The Toronto Blue Jays have the luxury of enjoying extraordinary depth at one of the most critical positions in baseball, catcher.
With Danny Jansen, Alejandro Kirk, and top prospect, Gabriel Moreno, who looked like he belonged during a one-month cameo earlier in the season, the team has an embarrassment of riches behind the plate.
The trio can combine to boost the Jays down the stretch, but the organization will likely have a tough decision to make in the offseason. Here are some scenarios of what they could do to address the surplus this Winter.
Blue Jays Offseason Catchers, Option #1, trade Danny Jansen
The 2022 season seemed like the year it was all coming together for Danny Jansen. He came up with big hits throughout the opening series against Texas and appeared to be breaking out in a big way offensively.
Then, unfortunately, injuries struck. First, a left oblique strain suffered during that first series that kept Jansen on the shelf until mid-May. Then, after returning and hitting five homers in his next 49 at-bats, Danny was drilled by a pitch and fractured his finger.
He returned to the team on July 12th and has continued to be productive, if a streaky hitter. D.J. has hit 11 home runs in just 147 at-bats, an average of one per 13 times at the plate. His HR% is 6.5, twice the MLB average of 3.2. Perhaps the most impressive stat for Jansen is the team’s record in the games he’s played in, 35-15.
Jansen will be arbitration eligible again in 2023 and will turn 28 next April. Trading him seems like the most feasible option, but he provides valuable leadership and is one of the team’s longest-serving members, debuting back in 2018.
He wouldn’t generate the most significant return unless packaged with other assets in a mega-deal and the club would have to consider if it’s okay with handing the catching duties over full-time to the 23-year-old Kirk and the 22-year-old Moreno.
Blue Jays Offseason Catchers, Option #2, trade Gabriel Moreno
This seems unlikely. Moreno is the Blue Jays’ highest-ranked prospect since Vladimir Guerrero Jr., and he looked sharp when pressed into action for 18 games over June and July.
Moreno threw out five of 14 runners attempting to steal, and also showed above-average contact skills (16-58, .276 BA), as well as some solid base-running.
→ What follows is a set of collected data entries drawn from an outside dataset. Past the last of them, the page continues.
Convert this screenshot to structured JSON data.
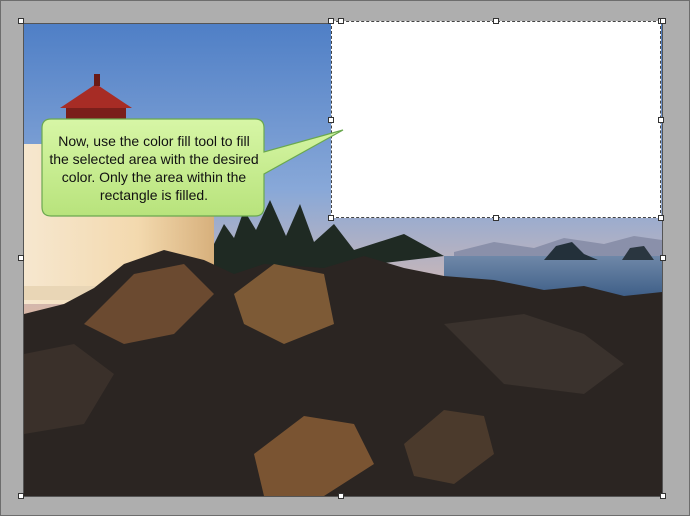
{
  "callout": {
    "text": "Now, use the color fill tool to fill the selected area with the desired color. Only the area within the rectangle is filled."
  },
  "colors": {
    "callout_fill": "#c4ec8c",
    "callout_border": "#6aa84f",
    "selection_fill": "#ffffff",
    "workspace": "#aeaeae"
  },
  "icons": {
    "selection": "selection-rectangle",
    "canvas_handles": "resize-handle"
  }
}
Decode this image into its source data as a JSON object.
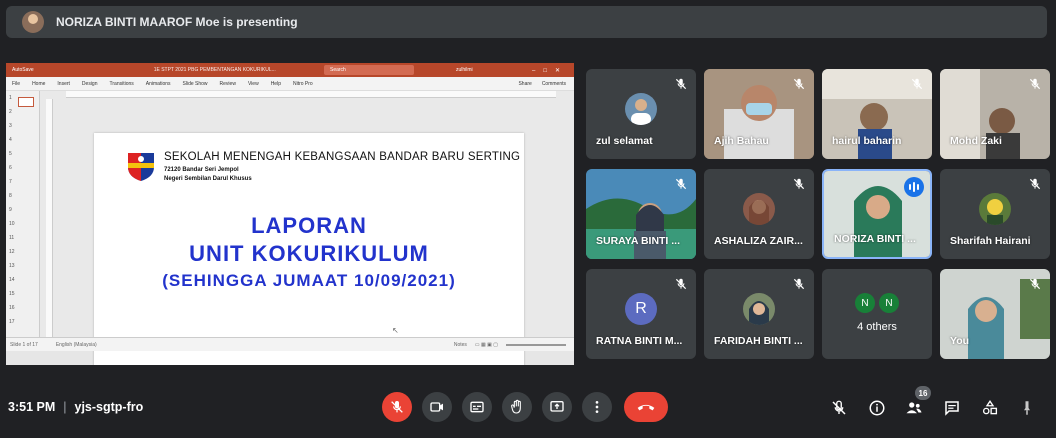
{
  "banner": {
    "text": "NORIZA BINTI MAAROF Moe is presenting"
  },
  "ppt": {
    "autosave": "AutoSave",
    "file_title": "1E STPT 2021 PBG PEMBENTANGAN KOKURIKUL...",
    "search_placeholder": "Search",
    "user": "zulhilmi",
    "menu": [
      "File",
      "Home",
      "Insert",
      "Design",
      "Transitions",
      "Animations",
      "Slide Show",
      "Review",
      "View",
      "Help",
      "Nitro Pro"
    ],
    "share_label": "Share",
    "comments_label": "Comments",
    "slide_numbers": [
      "1",
      "2",
      "3",
      "4",
      "5",
      "6",
      "7",
      "8",
      "9",
      "10",
      "11",
      "12",
      "13",
      "14",
      "15",
      "16",
      "17"
    ],
    "status_slide": "Slide 1 of 17",
    "status_lang": "English (Malaysia)",
    "status_notes": "Notes"
  },
  "slide": {
    "school": "SEKOLAH MENENGAH KEBANGSAAN BANDAR BARU SERTING",
    "address1": "72120 Bandar Seri Jempol",
    "address2": "Negeri Sembilan Darul Khusus",
    "heading1": "LAPORAN",
    "heading2": "UNIT KOKURIKULUM",
    "heading3": "(SEHINGGA JUMAAT 10/09/2021)"
  },
  "participants": [
    {
      "name": "zul selamat",
      "muted": true
    },
    {
      "name": "Ajih Bahau",
      "muted": true
    },
    {
      "name": "hairul baharin",
      "muted": true
    },
    {
      "name": "Mohd Zaki",
      "muted": true
    },
    {
      "name": "SURAYA BINTI ...",
      "muted": true
    },
    {
      "name": "ASHALIZA ZAIR...",
      "muted": true
    },
    {
      "name": "NORIZA BINTI ...",
      "muted": false,
      "speaking": true
    },
    {
      "name": "Sharifah Hairani",
      "muted": true
    },
    {
      "name": "RATNA BINTI M...",
      "muted": true,
      "initial": "R"
    },
    {
      "name": "FARIDAH BINTI ...",
      "muted": true
    },
    {
      "name": "4 others",
      "initials": [
        "N",
        "N"
      ]
    },
    {
      "name": "You",
      "muted": true
    }
  ],
  "meeting": {
    "time": "3:51 PM",
    "code": "yjs-sgtp-fro",
    "people_count": "16"
  },
  "controls": [
    "mic-off-icon",
    "camera-icon",
    "captions-icon",
    "raise-hand-icon",
    "present-icon",
    "more-icon",
    "end-call-icon"
  ],
  "side_controls": [
    "host-controls-icon",
    "info-icon",
    "people-icon",
    "chat-icon",
    "activities-icon",
    "lock-icon"
  ],
  "colors": {
    "end_call": "#ea4335",
    "ppt_accent": "#b7472a",
    "slide_heading": "#2233cc",
    "active_border": "#8ab4f8"
  }
}
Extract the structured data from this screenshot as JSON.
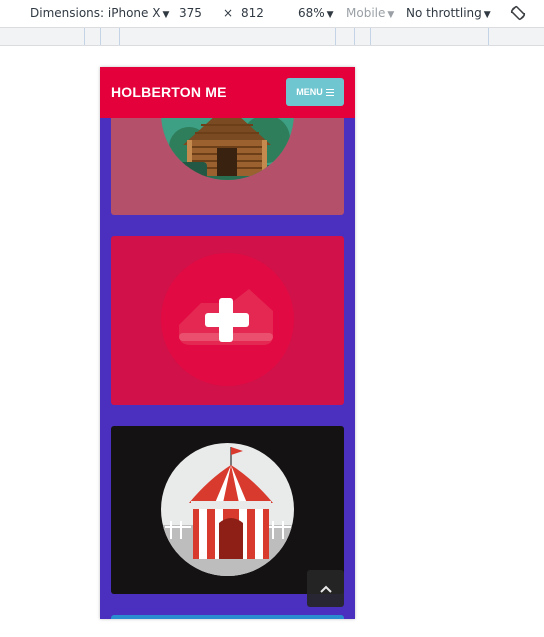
{
  "devtools": {
    "device_label": "Dimensions: iPhone X",
    "width_value": "375",
    "times_sign": "×",
    "height_value": "812",
    "zoom": "68%",
    "mode": "Mobile",
    "throttling": "No throttling"
  },
  "site": {
    "brand": "HOLBERTON ME",
    "menu_label": "MENU",
    "colors": {
      "header": "#e4003b",
      "menu_button": "#6fc6d0",
      "background": "#4b2fbf"
    }
  },
  "cards": [
    {
      "icon": "log-cabin-icon",
      "color": "#b5506a"
    },
    {
      "icon": "plus-icon",
      "color": "#d0114a"
    },
    {
      "icon": "circus-tent-icon",
      "color": "#141212"
    },
    {
      "icon": "",
      "color": "#2a8dd0"
    }
  ],
  "scroll_top_icon": "chevron-up-icon"
}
He’s part of a new-look group of young catchers, along with guys like Francisco Mejía and Rafael Marchán, who use their agility and athleticism to give them an edge.
There’s no doubt that making Moreno available in a trade would generate buzz and plenty of offers. If the team does decide to go ahead with the young catching duo of Kirk and Moreno, how the backstop duties are divided will be an ongoing topic of fascination.
Blue Jays Offseason Catchers, Option #3 trade Alejandro Kirk
There’s no way, right?! The only way I could see the Blue Jays moving on from Kirk is if they believe he has maxed out on his abilities and is incapable of repeating himself.
There’s been no indication that’s the case, especially given Kirk’s workload of late. He recently caught three days in a row for the first time and has heated up in September, hitting .409 (9-22) in five games.
Kirk has excellent numbers in catching framing stats, ranking in the top six in catcher framing runs and strike rate. He excels at getting strike calls that are low in the zone. He has even improved as a base-runner despite his below-average speed.
Kirk is not as demonstrative a leader as Jansen is and often will give pitchers the opportunity to work out of jams themselves rather than use a mound visit to figure out a different plan of attack.
There are varying styles of effective leadership, however, and with vocal presences like George Springer and Matt Chapman already in place, Kirk’s calm and steady influence may be the perfect compliment.